When InSight touched down on 26 November 2018, its black-coloured, sparkling clear wings were producing about 5,000 Watt hours per sol. Today, coloured red from all the dust, they can produce only one-tenth as much at approximately 500 Watt hours per sol.
“We use an electric oven as a marker to get people to understand,” said Zamora Garcia. “So, when we first landed, it was about an hour, 40 minutes or so where we could run an electric oven. Nowadays, we could probably run that for approximately 10 minutes max.”
Ingenious efforts have been made to try to clean the wings. InSight has a scoop and by sprinkling dust on to the wings, it had the effect of knocking off some of the dust already in place. The trick has been used successfully six times to extend operations, but it won’t save the mission.

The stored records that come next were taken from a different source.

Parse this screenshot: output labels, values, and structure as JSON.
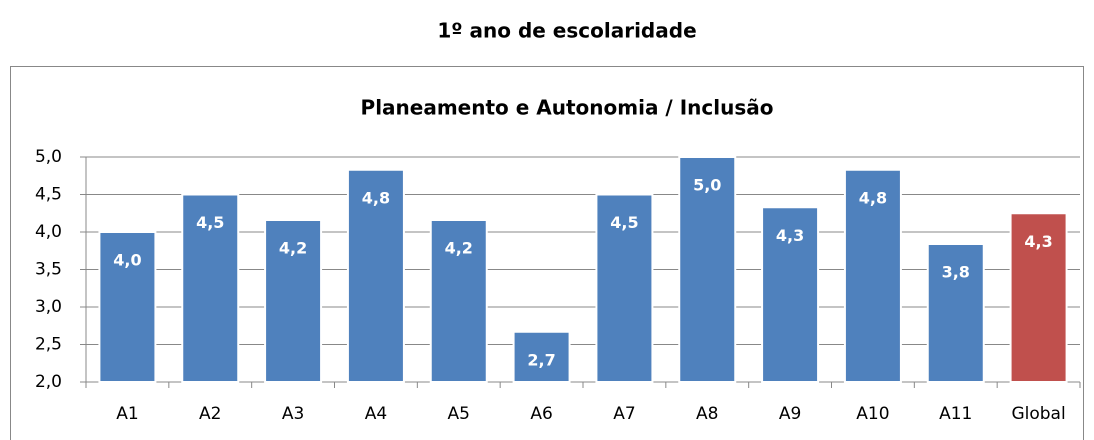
{
  "page_title": "1º ano de escolaridade",
  "chart_data": {
    "type": "bar",
    "title": "Planeamento e Autonomia / Inclusão",
    "categories": [
      "A1",
      "A2",
      "A3",
      "A4",
      "A5",
      "A6",
      "A7",
      "A8",
      "A9",
      "A10",
      "A11",
      "Global"
    ],
    "values": [
      4.0,
      4.5,
      4.16,
      4.83,
      4.16,
      2.67,
      4.5,
      5.0,
      4.33,
      4.83,
      3.84,
      4.25
    ],
    "value_labels": [
      "4,0",
      "4,5",
      "4,2",
      "4,8",
      "4,2",
      "2,7",
      "4,5",
      "5,0",
      "4,3",
      "4,8",
      "3,8",
      "4,3"
    ],
    "colors": [
      "#4f81bd",
      "#4f81bd",
      "#4f81bd",
      "#4f81bd",
      "#4f81bd",
      "#4f81bd",
      "#4f81bd",
      "#4f81bd",
      "#4f81bd",
      "#4f81bd",
      "#4f81bd",
      "#c0504d"
    ],
    "ylim": [
      2.0,
      5.0
    ],
    "yticks": [
      {
        "value": 2.0,
        "label": "2,0"
      },
      {
        "value": 2.5,
        "label": "2,5"
      },
      {
        "value": 3.0,
        "label": "3,0"
      },
      {
        "value": 3.5,
        "label": "3,5"
      },
      {
        "value": 4.0,
        "label": "4,0"
      },
      {
        "value": 4.5,
        "label": "4,5"
      },
      {
        "value": 5.0,
        "label": "5,0"
      }
    ],
    "grid": true
  }
}
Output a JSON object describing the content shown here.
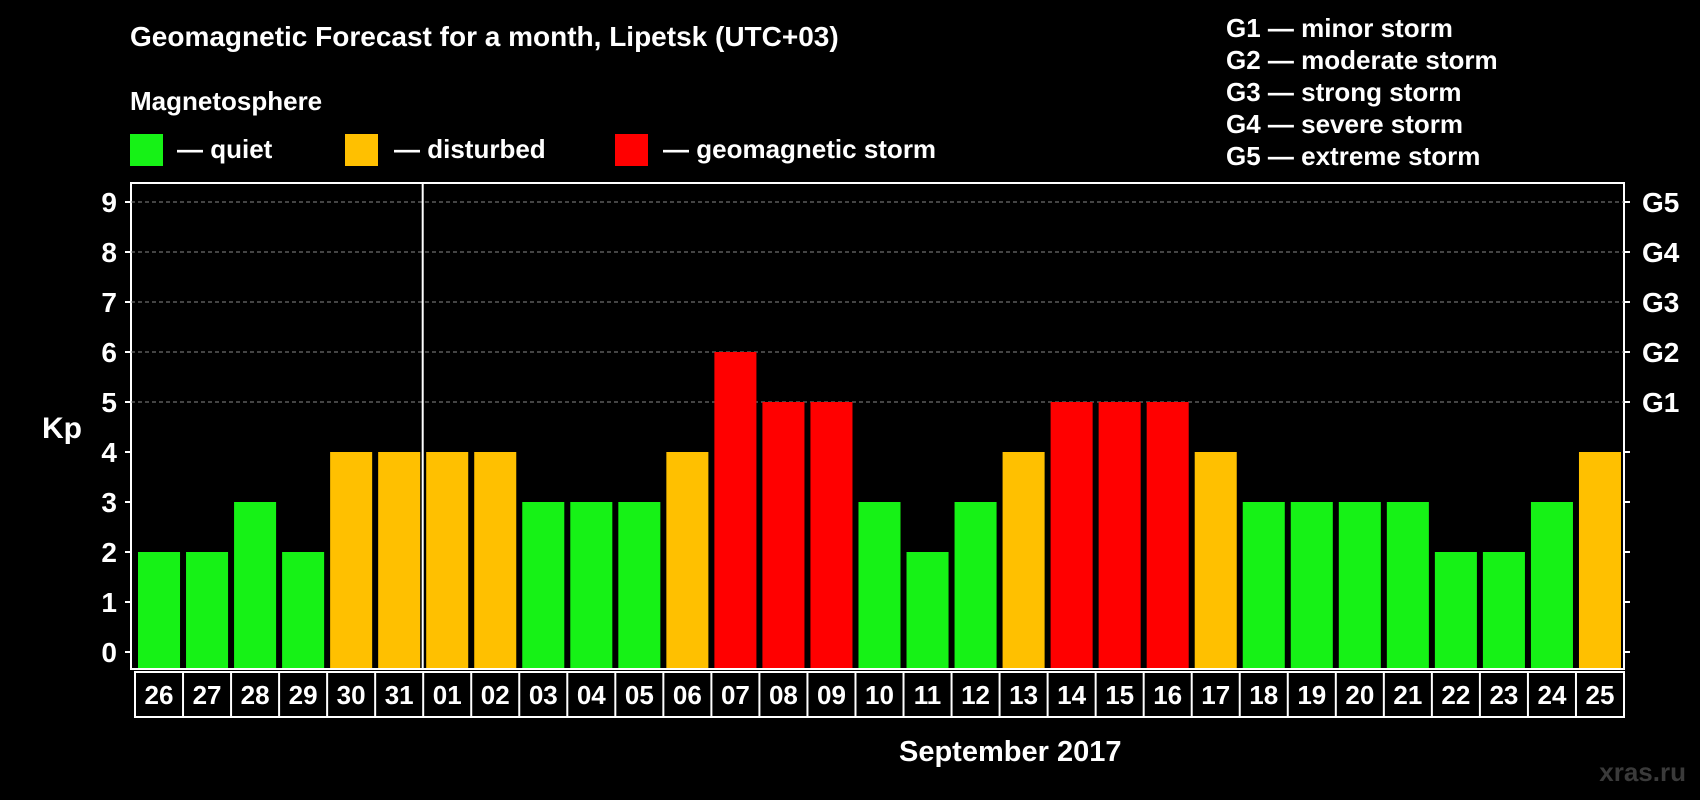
{
  "title": "Geomagnetic Forecast for a month, Lipetsk (UTC+03)",
  "subtitle": "Magnetosphere",
  "legend": [
    {
      "label": "— quiet",
      "color": "#16f216"
    },
    {
      "label": "— disturbed",
      "color": "#ffc000"
    },
    {
      "label": "— geomagnetic storm",
      "color": "#ff0000"
    }
  ],
  "g_scale": [
    "G1 — minor storm",
    "G2 — moderate storm",
    "G3 — strong storm",
    "G4 — severe storm",
    "G5 — extreme storm"
  ],
  "watermark": "xras.ru",
  "colors": {
    "quiet": "#16f216",
    "disturbed": "#ffc000",
    "storm": "#ff0000",
    "background": "#000000",
    "grid": "#888888"
  },
  "chart_data": {
    "type": "bar",
    "ylabel": "Kp",
    "xlabel": "September 2017",
    "ylim": [
      0,
      9
    ],
    "yticks": [
      0,
      1,
      2,
      3,
      4,
      5,
      6,
      7,
      8,
      9
    ],
    "right_axis": [
      {
        "value": 5,
        "label": "G1"
      },
      {
        "value": 6,
        "label": "G2"
      },
      {
        "value": 7,
        "label": "G3"
      },
      {
        "value": 8,
        "label": "G4"
      },
      {
        "value": 9,
        "label": "G5"
      }
    ],
    "grid": true,
    "categories": [
      "26",
      "27",
      "28",
      "29",
      "30",
      "31",
      "01",
      "02",
      "03",
      "04",
      "05",
      "06",
      "07",
      "08",
      "09",
      "10",
      "11",
      "12",
      "13",
      "14",
      "15",
      "16",
      "17",
      "18",
      "19",
      "20",
      "21",
      "22",
      "23",
      "24",
      "25"
    ],
    "values": [
      2,
      2,
      3,
      2,
      4,
      4,
      4,
      4,
      3,
      3,
      3,
      4,
      6,
      5,
      5,
      3,
      2,
      3,
      4,
      5,
      5,
      5,
      4,
      3,
      3,
      3,
      3,
      2,
      2,
      3,
      4
    ],
    "month_separator_before": "01"
  }
}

Scientists will hope InSight can add a few more events to its tally of 1,313 detected Marsquakes. Who knows, they may even get to see another Magnitude 5 before everything on the mission shuts down.
The M5 was detected on the Martian morning of 4 May. For context, a tremor of that scale here on Earth would definitely be noticed and might even cause some minor damage to loosely constructed buildings.
Mission team-members are still analysing the data but they think the Marsquake occurred close to, but not exactly in, a region of the planet called Cerberus Fossae.
Cerberus Fossae, which is about 1,500km to the east of InSight’s location, has been the source for all of the bigger tremors witnessed by the probe.
The terrain there is heavily faulted as a result of past volcanic activity on Mars. Two huge parallel fissures run across the landscape for 1,000km.
The vast majority of quakes on Mars likely stem from thermal anomalies in the crust. As the planet cools and shrinks, its rocks will break along lines of weakness, releasing the seismic waves InSight’s seismometer was designed to pick up.
“InSight has been an incredible mission for us, and it’s given us a glimpse of Mars that we couldn’t get from any other spacecraft in our Nasa Mars fleet,” said Lori Glaze, the director of Nasa’s planetary science division.
“Understanding Mars and studying Mars’ interior structure answers key questions about the early formation of the rocky planets in our inner Solar System, including Mercury, Venus, Earth, Earth’s Moon, and Mars, as well as helping us understand rocky [planets beyond our Solar System].”